花粉症、とりわけ春先に生じるスギ花粉症は、毎年非常に多数の方が発症します。
今日では約2,000万人のアレルギー性結膜炎の患者さんがおり、その大半は花粉症によるものであると推測されています。
花粉症の原因はスギだけではなく、カモガヤなどのイネ科の雑草やヨモギ・ブダクサ・ヒノキなどによる花粉もあり、一年中を通して何らかの花粉が空中を飛んでいます。

アレルギー性結膜疾患にはそのほかに、アトピー性角結膜炎春季カタル巨大乳頭性結膜炎という3つの疾患が含まれています。
アトピー性角結膜炎はアトピー性皮膚炎の方にみられる慢性結膜炎を指し、春季カタルは上まぶたの裏側に巨大な乳頭というものがみられ、幼稚園児から小学生の男の子に多い特徴のある疾患です。
どちらもアトピー性皮膚炎の患者さんが増加してくるのに伴って、最近増加していると考えられています。

                  

4)対症療法と減感作療法による治療

目のアレルギーの治療には『抗アレルギー薬』という薬が、主として用いられています。
これは、先ほど述べたアレルギー反応の中で、かゆみやくしゃみなどを引き起こす指令を伝える物質が細胞から血液に出てこないように抑える薬で、通常、目薬として使用します。

症状が強い場合は、副腎皮質ステロイド薬も用いられることがあります。
ホルモンの薬である副腎皮質ステロイド薬は、適切に使用すればとてもすぐれた薬ですが、目に緑内障などの副作用が現れることがあるので、使用にあたっては注意が必要です。
それでも強いかゆみなどで日常生活や仕事に差し支えがある場合は、抗アレルギー薬を飲み薬として服用することもあります。
最も重症な春季カタルには、臓器移植の拒絶反応を抑えるための薬である免疫抑制薬の目薬も使われます。

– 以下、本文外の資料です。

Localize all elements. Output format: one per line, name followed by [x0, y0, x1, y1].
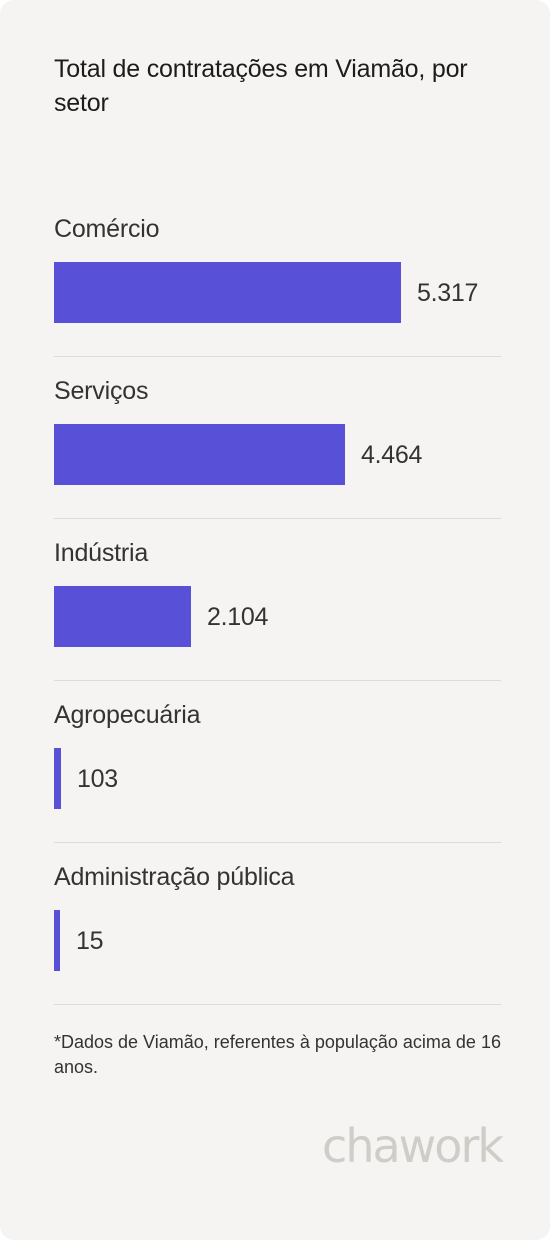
bar-rows: Comércio 5.317 Serviços 4.464 Indústria 2.104… — [54, 195, 501, 1005]
value-label: 5.317 — [417, 279, 479, 307]
footnote: *Dados de Viamão, referentes à população… — [54, 1032, 501, 1077]
value-label: 4.464 — [361, 441, 423, 469]
category-label: Agropecuária — [54, 701, 201, 729]
bar-row: Agropecuária 103 — [54, 681, 501, 843]
bar-row: Indústria 2.104 — [54, 519, 501, 681]
bar — [54, 748, 61, 809]
bar-row: Serviços 4.464 — [54, 357, 501, 519]
category-label: Administração pública — [54, 863, 295, 891]
value-label: 2.104 — [207, 603, 269, 631]
value-label: 15 — [76, 927, 104, 955]
category-label: Indústria — [54, 539, 149, 567]
chawork-logo: chawork — [322, 1119, 504, 1173]
category-label: Comércio — [54, 215, 160, 243]
bar — [54, 910, 60, 971]
value-label: 103 — [77, 765, 118, 793]
category-label: Serviços — [54, 377, 149, 405]
bar-row: Administração pública 15 — [54, 843, 501, 1005]
chart-title: Total de contratações em Viamão, por set… — [54, 55, 468, 117]
bar — [54, 586, 191, 647]
bar — [54, 262, 401, 323]
bar — [54, 424, 345, 485]
bar-row: Comércio 5.317 — [54, 195, 501, 357]
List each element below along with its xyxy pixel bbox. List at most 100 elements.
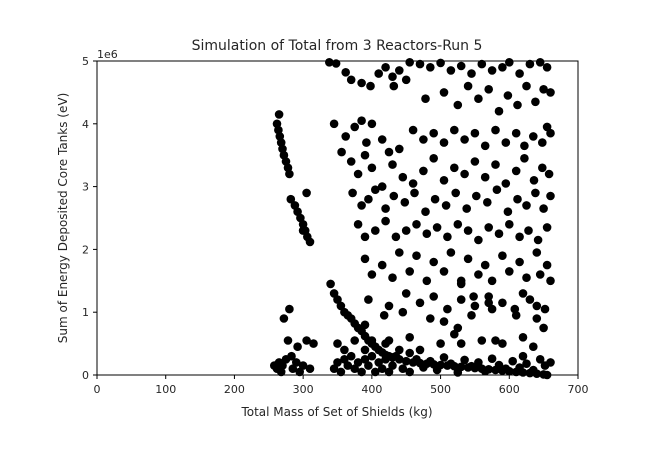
data-point	[401, 356, 411, 366]
y-tick-label: 1	[82, 306, 89, 319]
data-point	[498, 339, 507, 348]
data-point	[531, 97, 540, 107]
data-point	[388, 160, 397, 169]
data-point	[462, 204, 472, 213]
x-tick-label: 700	[568, 383, 589, 396]
data-point	[515, 257, 524, 267]
data-point	[532, 301, 542, 311]
data-point	[456, 339, 466, 348]
data-point	[346, 157, 356, 166]
data-point	[270, 361, 279, 370]
data-point	[487, 304, 497, 314]
data-point	[484, 223, 494, 232]
data-point	[508, 356, 517, 366]
data-point	[360, 320, 370, 330]
data-point	[374, 358, 384, 367]
data-point	[357, 201, 366, 210]
data-point	[453, 368, 463, 377]
data-point	[518, 351, 528, 361]
y-tick-label: 0	[82, 369, 89, 382]
data-point	[542, 260, 552, 270]
data-point	[546, 358, 555, 367]
data-point	[419, 363, 428, 372]
data-point	[522, 201, 531, 210]
data-point	[511, 166, 521, 176]
data-point	[357, 367, 366, 377]
data-point	[467, 69, 476, 78]
data-point	[279, 314, 289, 323]
data-point	[302, 336, 311, 345]
data-point	[439, 176, 449, 185]
data-point	[474, 270, 483, 279]
data-point	[430, 194, 440, 204]
data-point	[515, 69, 524, 78]
data-point	[362, 138, 371, 147]
data-point	[379, 311, 389, 320]
data-point	[453, 100, 463, 110]
data-point	[384, 336, 394, 345]
data-point	[421, 94, 430, 103]
data-point	[524, 226, 533, 235]
data-point	[292, 358, 301, 367]
data-point	[525, 59, 535, 69]
y-tick-label: 3	[82, 181, 89, 194]
data-point	[377, 135, 387, 144]
data-point	[463, 226, 473, 235]
data-point	[302, 188, 311, 198]
data-point	[381, 63, 390, 72]
data-point	[419, 166, 428, 176]
data-point	[529, 365, 538, 375]
data-point	[533, 235, 543, 245]
data-point	[542, 223, 552, 232]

以上のような治療法は、症状を鎮めるための『対症療法』というものですが、これに対しアレルギーのもとを抑える治療減感作療法』があります。
原因となる抗原が検査でわかっている方に対し、その抗原を低い濃度から徐々に高い濃度まで時間をかけて注射することによって、体が反応しないように慣らす方法です。
ある程度の効果はありますが、最低半年間、毎週通院する必要があります。
そしてさまざまな抗原、例えばダニやハウスダストなどによってアレルギーが起こる方にも行える方法です。
                   

5)予防対策

花粉症の場合は、症状の出現しやすい季節にできるだけ花粉と接しないように工夫することが重要です。
ゴーグル型の眼鏡や、花粉防止用のマスクの着用が最も効果的です。
花粉が飛びやすい日は外出や洗濯物などを外に干すことを避けたり、外出から帰宅したときには服についた花粉を十分に落とすようにしましょう。

目を洗うことは目を傷つけてしまうこともあるため、あまり勧められません。
洗顔して目の周りを洗うとよいでしょう。
ハウスダストの場合は、部屋の清潔を心掛けたり、寝具を干したりするのも効果的です。
また、できれば動物を屋内で飼うことは避けたほうがよいでしょう。